5.4 trillion vsdCRV minted on Arbitrum in a single transaction
The attacker obtained the private key of the Stake DAO implementer
An attacker compromised the private key of the Stake DAO implementer and minted 5.4 billion vsdCRV tokens on the Arbitrum network on Wednesday, May 27. According to reports, the hacker had already exchanged USD 100,000, the equivalent of just over 43 ETH.
According to security firm BlockSec, the attacker established an arbitrary pair for vsdCRV and forged a malicious message that allowed the unconditional minting of tokens in your direction.
Security firm PeckShield reported that part of the tokens have already been exchanged for 43.78 ETH, equivalent to approximately $91,000, and bridged. to the Ethereum mainnet via address 0xeF3C…aa25. Blockaid also confirmed on X that the attacker continues to actively trade the tokens for ether.
Stake DAO is a DeFi platform specialized in automated yield strategies. The vsdCRV token—acronym for vote-boosted sdCRV— is a derivative linked to the Curve Finance ecosystem. Its function within the protocol makes it a sensitive asset for users who deposit liquidity on the platform.
Given the situation, Stake DAO confirmed being aware of the incident and urged its users not to interact with vsdCRV until further notice, as published by the organization on its X account.

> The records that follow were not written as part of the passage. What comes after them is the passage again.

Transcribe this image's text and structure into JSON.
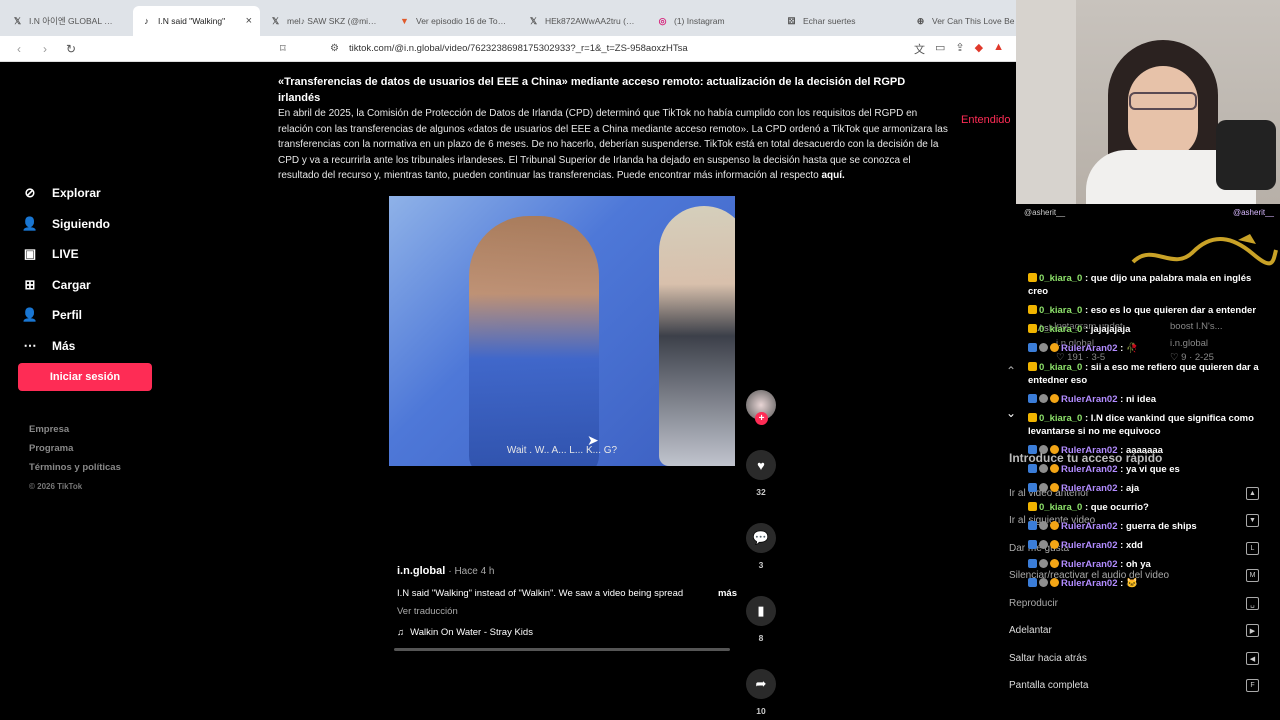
{
  "browser": {
    "tabs": [
      {
        "icon": "x-icon",
        "label": "I.N 아이엔 GLOBAL 🌷 en",
        "active": false
      },
      {
        "icon": "tiktok-icon",
        "label": "I.N said \"Walking\"",
        "active": true
      },
      {
        "icon": "x-icon",
        "label": "mel♪ SAW SKZ (@minsun",
        "active": false
      },
      {
        "icon": "tv-icon",
        "label": "Ver episodio 16 de Toujin",
        "active": false
      },
      {
        "icon": "x-icon",
        "label": "HEk872AWwAA2tru (1836",
        "active": false
      },
      {
        "icon": "instagram-icon",
        "label": "(1) Instagram",
        "active": false
      },
      {
        "icon": "dice-icon",
        "label": "Echar suertes",
        "active": false
      },
      {
        "icon": "globe-icon",
        "label": "Ver Can This Love Be Tran",
        "active": false
      }
    ],
    "url": "tiktok.com/@i.n.global/video/7623238698175302933?_r=1&_t=ZS-958aoxzHTsa"
  },
  "notice": {
    "title": "«Transferencias de datos de usuarios del EEE a China» mediante acceso remoto: actualización de la decisión del RGPD irlandés",
    "body": "En abril de 2025, la Comisión de Protección de Datos de Irlanda (CPD) determinó que TikTok no había cumplido con los requisitos del RGPD en relación con las transferencias de algunos «datos de usuarios del EEE a China mediante acceso remoto». La CPD ordenó a TikTok que armonizara las transferencias con la normativa en un plazo de 6 meses. De no hacerlo, deberían suspenderse. TikTok está en total desacuerdo con la decisión de la CPD y va a recurrirla ante los tribunales irlandeses. El Tribunal Superior de Irlanda ha dejado en suspenso la decisión hasta que se conozca el resultado del recurso y, mientras tanto, pueden continuar las transferencias. Puede encontrar más información al respecto",
    "link": "aquí.",
    "dismiss": "Entendido"
  },
  "sidebar": {
    "items": [
      {
        "icon": "compass-icon",
        "label": "Explorar"
      },
      {
        "icon": "following-icon",
        "label": "Siguiendo"
      },
      {
        "icon": "live-icon",
        "label": "LIVE"
      },
      {
        "icon": "upload-icon",
        "label": "Cargar"
      },
      {
        "icon": "profile-icon",
        "label": "Perfil"
      },
      {
        "icon": "more-icon",
        "label": "Más"
      }
    ],
    "login": "Iniciar sesión",
    "footer": [
      "Empresa",
      "Programa",
      "Términos y políticas"
    ],
    "copyright": "© 2026 TikTok"
  },
  "video": {
    "caption": "Wait . W.. A... L... K... G?",
    "author": "i.n.global",
    "time_ago": "· Hace 4 h",
    "description": "I.N said \"Walking\" instead of \"Walkin\". We saw a video being spread",
    "more": "más",
    "translate": "Ver traducción",
    "music": "Walkin On Water - Stray Kids",
    "likes": "32",
    "comments": "3",
    "saves": "8",
    "shares": "10"
  },
  "stream": {
    "overlay_left": "@asherit__",
    "overlay_right": "@asherit__",
    "ghost": {
      "mention": "@Ashent",
      "ig_update": "Instagram updat...",
      "ig_stats": "♡ 191 · 3-5",
      "boost": "I STAY, I...",
      "boost2": "boost I.N's...",
      "handle": "i.n.global",
      "handle2": "i.n.global",
      "stats2": "♡ 9 · 2-25"
    },
    "shortcuts_title": "Introduce tu acceso rápido",
    "shortcuts_ghost": [
      {
        "label": "Ir al video anterior",
        "key": "▲"
      },
      {
        "label": "Ir al siguiente video",
        "key": "▼"
      },
      {
        "label": "Dar me gusta",
        "key": "L"
      },
      {
        "label": "Silenciar/reactivar el audio del video",
        "key": "M"
      },
      {
        "label": "Reproducir",
        "key": "␣"
      }
    ],
    "shortcuts": [
      {
        "label": "Adelantar",
        "key": "▶"
      },
      {
        "label": "Saltar hacia atrás",
        "key": "◀"
      },
      {
        "label": "Pantalla completa",
        "key": "F"
      }
    ],
    "chat": [
      {
        "user": "0_kiara_0",
        "badges": [
          "y"
        ],
        "text": ": que dijo una palabra mala en inglés creo",
        "color": "u1"
      },
      {
        "user": "0_kiara_0",
        "badges": [
          "y"
        ],
        "text": ": eso es lo que quieren dar a entender",
        "color": "u1"
      },
      {
        "user": "0_kiara_0",
        "badges": [
          "y"
        ],
        "text": ": jajajajaja",
        "color": "u1"
      },
      {
        "user": "RulerAran02",
        "badges": [
          "b",
          "g",
          "o"
        ],
        "text": ": 🥀",
        "color": "u2"
      },
      {
        "user": "0_kiara_0",
        "badges": [
          "y"
        ],
        "text": ": sii a eso me refiero que quieren dar a entedner eso",
        "color": "u1"
      },
      {
        "user": "RulerAran02",
        "badges": [
          "b",
          "g",
          "o"
        ],
        "text": ": ni idea",
        "color": "u2"
      },
      {
        "user": "0_kiara_0",
        "badges": [
          "y"
        ],
        "text": ": I.N dice wankind que significa como levantarse si no me equivoco",
        "color": "u1"
      },
      {
        "user": "RulerAran02",
        "badges": [
          "b",
          "g",
          "o"
        ],
        "text": ": aaaaaaa",
        "color": "u2"
      },
      {
        "user": "RulerAran02",
        "badges": [
          "b",
          "g",
          "o"
        ],
        "text": ": ya vi que es",
        "color": "u2"
      },
      {
        "user": "RulerAran02",
        "badges": [
          "b",
          "g",
          "o"
        ],
        "text": ": aja",
        "color": "u2"
      },
      {
        "user": "0_kiara_0",
        "badges": [
          "y"
        ],
        "text": ": que ocurrio?",
        "color": "u1"
      },
      {
        "user": "RulerAran02",
        "badges": [
          "b",
          "g",
          "o"
        ],
        "text": ": guerra de ships",
        "color": "u2"
      },
      {
        "user": "RulerAran02",
        "badges": [
          "b",
          "g",
          "o"
        ],
        "text": ": xdd",
        "color": "u2"
      },
      {
        "user": "RulerAran02",
        "badges": [
          "b",
          "g",
          "o"
        ],
        "text": ": oh ya",
        "color": "u2"
      },
      {
        "user": "RulerAran02",
        "badges": [
          "b",
          "g",
          "o"
        ],
        "text": ": 🐱",
        "color": "u2"
      }
    ]
  },
  "colors": {
    "accent": "#fe2c55",
    "background": "#000000"
  }
}
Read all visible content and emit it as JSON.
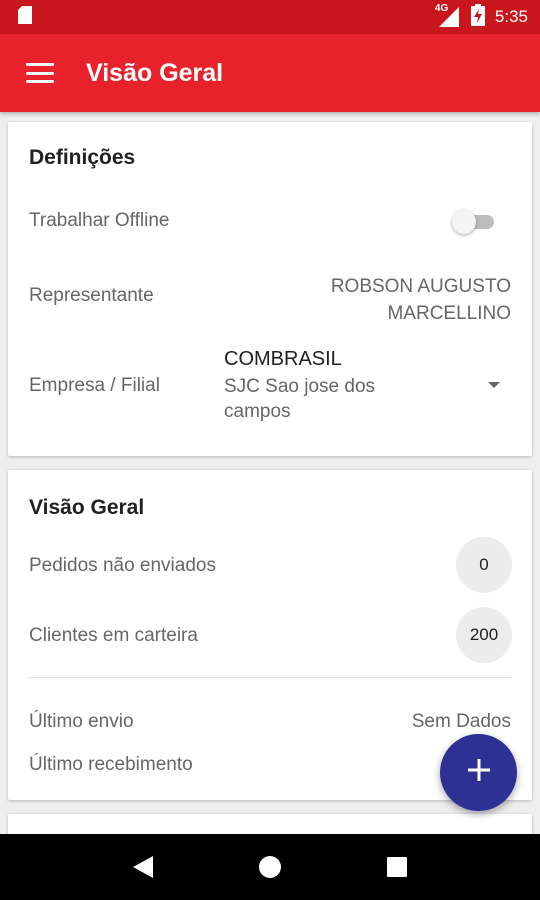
{
  "status_bar": {
    "network": "4G",
    "time": "5:35",
    "icons": [
      "sd-card-icon",
      "signal-icon",
      "battery-charging-icon"
    ]
  },
  "app_bar": {
    "title": "Visão Geral",
    "menu_icon": "hamburger-menu-icon"
  },
  "definicoes": {
    "title": "Definições",
    "offline_label": "Trabalhar Offline",
    "offline_enabled": false,
    "representante_label": "Representante",
    "representante_line1": "ROBSON AUGUSTO",
    "representante_line2": "MARCELLINO",
    "empresa_label": "Empresa / Filial",
    "empresa_value": "COMBRASIL",
    "filial_value": "SJC Sao jose dos campos"
  },
  "visao_geral": {
    "title": "Visão Geral",
    "pedidos_label": "Pedidos não enviados",
    "pedidos_count": "0",
    "clientes_label": "Clientes em carteira",
    "clientes_count": "200",
    "ultimo_envio_label": "Último envio",
    "ultimo_envio_value": "Sem Dados",
    "ultimo_recebimento_label": "Último recebimento"
  },
  "fab": {
    "icon": "plus-icon"
  },
  "nav": {
    "icons": [
      "back-icon",
      "home-icon",
      "recents-icon"
    ]
  },
  "colors": {
    "status_bar": "#c8161c",
    "app_bar": "#e8222a",
    "fab": "#2e3094",
    "background": "#eeeeee"
  }
}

One more link in the worst streak of DeFi hacks of the year
According to the monthly report of the security firm CDSecurity, April recorded more than 30 incidents in protocols DeFi with losses close to 635 million dollars, a figure that represented 78% of the total stolen in the cryptocurrency ecosystem so far in 2026, as reported by CriptoNoticias. The Stake DAO exploit occurs just four weeks after that peak, and extends a streak that already exceeds $600 million since that date, led by the Kelp DAO vulnerability, which amounted to $292 million.
Although details of the hack and how it operated have not been given, the current trend raises questions about the use of AI. In this context, Charles Guillemet, chief technology officer at Ledger, warned that artificial intelligence is reducing the cost and time needed to develop exploits. The day before the Stake DAO incident, Manuel Aráoz, founder of OpenZeppelin—a reference firm in smart contract audits— stated that he considers “the entire DeFi ecosystem insecure”citing the growing asymmetry between attackers and defenders.
According to Guillemet, asking a language model to analyze security differences between two versions of a program and generate an exploit is today faster, cheaper and more efficient than any previous method. Araoz points out that this advantage widens because defenders fail to scale their capabilities at the same pace as offensive tools.